Dal Regno delle Due Sicilie a oggi c’è un legame mai sciolto tra Napoli e Catania: i due vulcani, il mare, ma anche le tradizioni gastronomiche si somigliano
Dal punto di vista turistico, poi, le attività da fare a Napoli sono quasi infinite. La città è in grado di regalare al visitatore scorci mozzafiato, passeggiate incantevoli, scoperte emozionanti. Certo, tutti conoscono la pizza e i babà (che fanno da contraltare alle specialità catanesi come la carne di cavallo o cannoli), o il Maschio Angioino e il Castel dell’Ovo, ma Napoli non è solo questo e soprattutto non è oleografia, ecco perché scriveremo di attività “alternative”.
Cupo è anche l’aggettivo che viene in mente quando si pensa ai quadri del Caravaggio, con le sue straordinarie combinazioni di luci e ombre: pur avendo vissuto meno di quattro anni a Napoli (in due fasi diverse della sua burrascosa esistenza), l’artista milanese ha però lasciato un ricco patrimonio artistico in città, ancora visibile in tre opere. La prima, la “Flagellazione di Cristo”, si trova al Museo Nazionale di Capodimonte e colpisce immediatamente per il contrasto tra la luce che illumina appieno il corpo straordinariamente realistico del Cristo e l’ombra che ammanta la parte restante del dipinto; al centro storico, presso la Quadreria del Pio Monte della Misericordia, si trova “Le sette opere di Misericordia”, che concentra la missione della Congregazione riportandone le opere caritatevoli svolte; la terza, infine, è “Il Martirio di Sant’Orsola” che si trova al Palazzo Zevallos Stigliano ed è proprio l’ultimo quadro completato dal Caravaggio nel 1610, a poche settimane dalla sua drammatica morte.

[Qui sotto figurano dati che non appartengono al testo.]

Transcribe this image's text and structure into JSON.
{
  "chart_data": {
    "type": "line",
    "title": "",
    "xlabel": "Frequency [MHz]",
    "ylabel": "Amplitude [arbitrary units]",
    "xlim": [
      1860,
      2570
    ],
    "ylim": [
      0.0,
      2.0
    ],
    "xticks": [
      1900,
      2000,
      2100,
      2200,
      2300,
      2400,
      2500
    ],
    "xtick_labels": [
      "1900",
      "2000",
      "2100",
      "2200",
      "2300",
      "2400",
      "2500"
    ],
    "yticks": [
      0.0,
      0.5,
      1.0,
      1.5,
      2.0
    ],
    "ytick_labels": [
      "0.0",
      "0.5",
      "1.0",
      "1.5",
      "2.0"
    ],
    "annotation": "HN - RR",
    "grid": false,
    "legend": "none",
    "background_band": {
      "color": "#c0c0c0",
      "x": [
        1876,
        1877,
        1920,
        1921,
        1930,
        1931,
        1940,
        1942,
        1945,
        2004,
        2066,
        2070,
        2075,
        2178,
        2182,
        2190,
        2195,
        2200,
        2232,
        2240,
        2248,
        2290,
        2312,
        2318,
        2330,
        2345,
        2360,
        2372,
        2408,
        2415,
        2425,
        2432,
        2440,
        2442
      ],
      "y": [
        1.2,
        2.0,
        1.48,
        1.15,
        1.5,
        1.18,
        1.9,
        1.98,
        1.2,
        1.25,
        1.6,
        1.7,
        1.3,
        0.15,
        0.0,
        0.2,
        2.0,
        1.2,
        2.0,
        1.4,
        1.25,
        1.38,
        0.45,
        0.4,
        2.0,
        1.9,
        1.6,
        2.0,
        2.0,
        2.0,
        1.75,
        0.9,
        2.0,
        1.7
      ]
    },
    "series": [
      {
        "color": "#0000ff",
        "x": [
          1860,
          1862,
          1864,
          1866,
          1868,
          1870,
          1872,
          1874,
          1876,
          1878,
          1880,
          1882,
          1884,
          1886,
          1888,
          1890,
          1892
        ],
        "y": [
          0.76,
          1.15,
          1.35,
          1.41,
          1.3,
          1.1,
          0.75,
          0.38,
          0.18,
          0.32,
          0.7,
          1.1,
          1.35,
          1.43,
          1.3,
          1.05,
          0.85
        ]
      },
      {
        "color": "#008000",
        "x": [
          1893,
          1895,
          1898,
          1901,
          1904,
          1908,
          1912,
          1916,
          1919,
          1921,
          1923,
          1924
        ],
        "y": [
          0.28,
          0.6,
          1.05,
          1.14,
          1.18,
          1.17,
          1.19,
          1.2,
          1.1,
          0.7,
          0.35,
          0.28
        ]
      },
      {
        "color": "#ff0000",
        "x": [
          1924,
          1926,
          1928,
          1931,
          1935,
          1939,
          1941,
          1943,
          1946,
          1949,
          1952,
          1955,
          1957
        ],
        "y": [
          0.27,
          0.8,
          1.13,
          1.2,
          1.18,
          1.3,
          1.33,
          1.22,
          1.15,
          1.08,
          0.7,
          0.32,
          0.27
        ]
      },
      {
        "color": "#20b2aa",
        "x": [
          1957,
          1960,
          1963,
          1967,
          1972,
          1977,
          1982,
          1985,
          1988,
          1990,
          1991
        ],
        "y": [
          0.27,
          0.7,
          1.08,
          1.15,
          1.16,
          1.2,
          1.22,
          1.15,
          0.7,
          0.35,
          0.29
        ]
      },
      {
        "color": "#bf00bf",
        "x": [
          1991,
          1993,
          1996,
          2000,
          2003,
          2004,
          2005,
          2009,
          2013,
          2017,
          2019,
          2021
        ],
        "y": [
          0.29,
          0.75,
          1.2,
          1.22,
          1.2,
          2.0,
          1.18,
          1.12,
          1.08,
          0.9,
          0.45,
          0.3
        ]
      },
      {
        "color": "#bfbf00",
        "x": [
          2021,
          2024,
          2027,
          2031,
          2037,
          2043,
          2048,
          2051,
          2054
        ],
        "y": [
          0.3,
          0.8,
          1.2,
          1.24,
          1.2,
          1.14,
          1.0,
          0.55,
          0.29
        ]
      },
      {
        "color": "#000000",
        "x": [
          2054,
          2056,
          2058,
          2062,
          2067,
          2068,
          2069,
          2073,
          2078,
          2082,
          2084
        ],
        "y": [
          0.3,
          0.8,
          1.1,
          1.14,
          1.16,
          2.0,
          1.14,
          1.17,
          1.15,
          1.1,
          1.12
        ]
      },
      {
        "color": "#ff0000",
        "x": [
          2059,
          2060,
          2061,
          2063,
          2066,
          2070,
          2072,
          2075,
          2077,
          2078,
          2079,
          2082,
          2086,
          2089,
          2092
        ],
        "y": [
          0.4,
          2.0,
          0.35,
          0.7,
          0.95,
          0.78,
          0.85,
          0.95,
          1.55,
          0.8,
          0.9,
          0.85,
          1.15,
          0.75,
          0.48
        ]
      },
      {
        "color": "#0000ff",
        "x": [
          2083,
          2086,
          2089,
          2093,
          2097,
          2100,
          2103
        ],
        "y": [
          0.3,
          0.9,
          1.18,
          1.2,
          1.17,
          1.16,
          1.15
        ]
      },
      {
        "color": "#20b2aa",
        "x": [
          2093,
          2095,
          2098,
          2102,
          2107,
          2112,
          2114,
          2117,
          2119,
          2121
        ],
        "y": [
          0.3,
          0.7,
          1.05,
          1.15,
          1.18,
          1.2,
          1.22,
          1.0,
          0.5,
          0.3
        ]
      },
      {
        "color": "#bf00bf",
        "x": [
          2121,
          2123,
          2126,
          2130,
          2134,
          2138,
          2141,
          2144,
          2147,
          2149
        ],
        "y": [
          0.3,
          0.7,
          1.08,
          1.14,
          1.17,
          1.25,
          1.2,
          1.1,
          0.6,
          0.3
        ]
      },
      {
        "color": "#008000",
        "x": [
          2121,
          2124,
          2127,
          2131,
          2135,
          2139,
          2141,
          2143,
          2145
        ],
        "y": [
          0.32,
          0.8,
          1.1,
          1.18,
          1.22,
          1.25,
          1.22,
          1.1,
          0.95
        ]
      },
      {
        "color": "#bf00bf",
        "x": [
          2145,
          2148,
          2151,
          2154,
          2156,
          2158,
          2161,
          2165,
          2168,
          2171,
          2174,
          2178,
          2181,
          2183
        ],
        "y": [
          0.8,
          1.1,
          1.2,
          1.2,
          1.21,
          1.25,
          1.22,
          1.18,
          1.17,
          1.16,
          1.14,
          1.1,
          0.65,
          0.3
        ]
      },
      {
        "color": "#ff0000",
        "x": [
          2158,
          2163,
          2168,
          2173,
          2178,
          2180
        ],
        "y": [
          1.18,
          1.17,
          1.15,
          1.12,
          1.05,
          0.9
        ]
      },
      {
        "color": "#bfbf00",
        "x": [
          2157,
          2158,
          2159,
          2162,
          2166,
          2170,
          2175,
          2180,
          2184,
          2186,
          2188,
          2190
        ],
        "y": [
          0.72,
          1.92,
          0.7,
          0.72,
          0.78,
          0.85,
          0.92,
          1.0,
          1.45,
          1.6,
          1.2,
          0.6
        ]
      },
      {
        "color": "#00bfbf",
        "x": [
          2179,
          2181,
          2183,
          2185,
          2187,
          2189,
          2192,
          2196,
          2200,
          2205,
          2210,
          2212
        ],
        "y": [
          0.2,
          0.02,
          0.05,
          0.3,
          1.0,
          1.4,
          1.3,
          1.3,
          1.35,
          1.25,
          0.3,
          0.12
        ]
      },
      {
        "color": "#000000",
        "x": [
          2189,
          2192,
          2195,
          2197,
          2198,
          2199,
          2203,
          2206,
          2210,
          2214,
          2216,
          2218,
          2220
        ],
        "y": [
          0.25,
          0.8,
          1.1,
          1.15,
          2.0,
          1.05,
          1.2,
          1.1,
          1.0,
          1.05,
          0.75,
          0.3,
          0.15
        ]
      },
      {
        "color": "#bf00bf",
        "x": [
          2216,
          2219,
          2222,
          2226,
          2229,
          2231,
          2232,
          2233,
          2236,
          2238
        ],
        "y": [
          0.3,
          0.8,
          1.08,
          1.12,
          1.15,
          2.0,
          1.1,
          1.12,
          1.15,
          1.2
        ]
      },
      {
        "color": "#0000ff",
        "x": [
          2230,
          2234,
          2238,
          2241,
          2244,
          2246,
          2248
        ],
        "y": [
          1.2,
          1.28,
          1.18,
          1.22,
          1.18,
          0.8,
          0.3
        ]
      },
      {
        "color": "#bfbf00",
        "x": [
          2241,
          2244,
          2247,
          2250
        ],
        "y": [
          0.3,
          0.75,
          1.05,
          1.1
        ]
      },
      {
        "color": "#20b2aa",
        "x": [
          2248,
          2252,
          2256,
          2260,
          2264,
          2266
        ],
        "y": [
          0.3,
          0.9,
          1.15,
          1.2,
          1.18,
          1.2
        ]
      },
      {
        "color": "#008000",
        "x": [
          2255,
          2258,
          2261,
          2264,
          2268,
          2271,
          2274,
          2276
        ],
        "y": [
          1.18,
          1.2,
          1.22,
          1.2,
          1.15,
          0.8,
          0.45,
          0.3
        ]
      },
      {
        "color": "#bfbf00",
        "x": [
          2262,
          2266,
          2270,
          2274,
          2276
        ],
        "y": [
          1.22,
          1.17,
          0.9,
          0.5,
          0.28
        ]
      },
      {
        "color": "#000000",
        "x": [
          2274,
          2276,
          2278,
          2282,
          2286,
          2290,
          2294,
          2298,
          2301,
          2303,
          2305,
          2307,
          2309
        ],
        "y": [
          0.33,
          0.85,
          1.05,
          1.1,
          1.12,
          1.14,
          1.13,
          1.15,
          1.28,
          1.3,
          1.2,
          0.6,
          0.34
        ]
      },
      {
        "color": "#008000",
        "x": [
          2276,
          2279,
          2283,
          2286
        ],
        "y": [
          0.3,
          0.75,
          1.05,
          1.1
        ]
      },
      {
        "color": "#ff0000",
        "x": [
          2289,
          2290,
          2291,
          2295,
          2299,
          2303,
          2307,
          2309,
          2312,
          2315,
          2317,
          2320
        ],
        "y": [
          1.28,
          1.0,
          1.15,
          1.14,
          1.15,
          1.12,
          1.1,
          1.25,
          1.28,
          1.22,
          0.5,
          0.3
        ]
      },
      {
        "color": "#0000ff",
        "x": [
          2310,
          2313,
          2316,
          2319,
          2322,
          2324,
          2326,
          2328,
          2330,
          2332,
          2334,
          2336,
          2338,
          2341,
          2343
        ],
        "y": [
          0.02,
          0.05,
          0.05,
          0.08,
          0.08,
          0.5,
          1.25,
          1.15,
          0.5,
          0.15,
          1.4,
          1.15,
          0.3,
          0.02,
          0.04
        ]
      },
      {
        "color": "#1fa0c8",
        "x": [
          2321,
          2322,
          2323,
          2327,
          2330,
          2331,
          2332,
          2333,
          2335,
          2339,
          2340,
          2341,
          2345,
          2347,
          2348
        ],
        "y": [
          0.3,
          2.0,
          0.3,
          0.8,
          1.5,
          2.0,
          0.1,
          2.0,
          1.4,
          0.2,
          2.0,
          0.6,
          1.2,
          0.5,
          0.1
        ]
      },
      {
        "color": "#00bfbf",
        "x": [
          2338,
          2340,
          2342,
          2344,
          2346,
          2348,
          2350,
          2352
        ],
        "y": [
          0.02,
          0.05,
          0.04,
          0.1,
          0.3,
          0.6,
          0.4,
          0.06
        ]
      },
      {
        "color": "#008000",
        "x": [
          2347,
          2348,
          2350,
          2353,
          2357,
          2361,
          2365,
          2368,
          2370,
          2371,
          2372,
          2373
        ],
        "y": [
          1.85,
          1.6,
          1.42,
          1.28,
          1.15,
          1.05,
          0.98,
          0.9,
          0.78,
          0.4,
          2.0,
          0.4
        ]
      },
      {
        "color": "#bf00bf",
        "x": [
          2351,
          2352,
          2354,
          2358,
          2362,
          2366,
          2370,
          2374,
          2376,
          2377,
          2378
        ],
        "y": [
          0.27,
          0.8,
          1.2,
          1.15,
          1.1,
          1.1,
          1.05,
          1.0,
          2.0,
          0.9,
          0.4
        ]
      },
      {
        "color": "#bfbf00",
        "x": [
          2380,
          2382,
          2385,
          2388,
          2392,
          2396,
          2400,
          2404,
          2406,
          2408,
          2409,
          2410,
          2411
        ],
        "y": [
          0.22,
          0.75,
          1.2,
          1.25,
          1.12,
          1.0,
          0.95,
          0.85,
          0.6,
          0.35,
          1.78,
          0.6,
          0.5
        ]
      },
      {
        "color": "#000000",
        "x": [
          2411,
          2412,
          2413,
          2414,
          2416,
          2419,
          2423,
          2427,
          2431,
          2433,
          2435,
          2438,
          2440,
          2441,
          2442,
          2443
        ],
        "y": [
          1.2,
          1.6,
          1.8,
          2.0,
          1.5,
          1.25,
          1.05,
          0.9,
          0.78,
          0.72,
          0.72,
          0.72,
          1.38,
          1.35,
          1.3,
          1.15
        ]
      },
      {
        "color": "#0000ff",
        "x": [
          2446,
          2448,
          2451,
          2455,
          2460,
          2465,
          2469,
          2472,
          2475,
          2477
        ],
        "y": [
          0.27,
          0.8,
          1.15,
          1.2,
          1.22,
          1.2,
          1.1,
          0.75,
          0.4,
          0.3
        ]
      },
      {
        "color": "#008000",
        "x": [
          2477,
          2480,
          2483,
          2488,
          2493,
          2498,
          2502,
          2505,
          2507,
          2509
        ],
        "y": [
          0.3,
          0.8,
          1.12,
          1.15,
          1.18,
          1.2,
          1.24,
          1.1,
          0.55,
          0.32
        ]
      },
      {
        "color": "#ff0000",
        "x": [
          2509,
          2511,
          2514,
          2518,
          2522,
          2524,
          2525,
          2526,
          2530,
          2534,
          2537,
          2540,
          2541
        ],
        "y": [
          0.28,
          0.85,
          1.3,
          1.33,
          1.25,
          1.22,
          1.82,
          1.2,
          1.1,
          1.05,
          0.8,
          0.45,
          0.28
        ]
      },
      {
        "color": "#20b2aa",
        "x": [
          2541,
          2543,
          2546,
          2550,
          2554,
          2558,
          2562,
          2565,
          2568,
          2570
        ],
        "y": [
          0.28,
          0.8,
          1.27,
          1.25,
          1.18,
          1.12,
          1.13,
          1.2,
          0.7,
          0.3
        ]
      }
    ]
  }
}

Storia e letteratura (con una vena di “gossip”) si intrecciano mei luoghi speciali del centro partenopeo: è stato nella Basilica di San Lorenzo Maggiore che nel dodicesimo secolo Boccaccio si innamorò di Fiammetta (probabilmente la figlia di re Roberto d’Angiò), che spesso appare come personaggio nelle sue opere romantiche, mentre Francesco Petrarca è stato ospite del convento annesso. La Cappella Sansevero, invece, in origine cappella funeraria della famiglia Di Sangro, deve la sua fama alle bizzarrie del Principe Raimondo e, soprattutto, alla presenza del meraviglioso “Cristo velato”. La Chiesa e il convento di Santa Chiara sono stati costruiti da Roberto d’Angiò per la moglie Sancha nei primi anni del quattordicesimo secolo, e hanno riacquistato le loro caratteristiche gotiche (nascoste dalla ristrutturazione barocca del diciottesimo secolo) dopo la ricostruzione del dopoguerra, necessaria a causa degli effetti di un raid aereo nel 1943.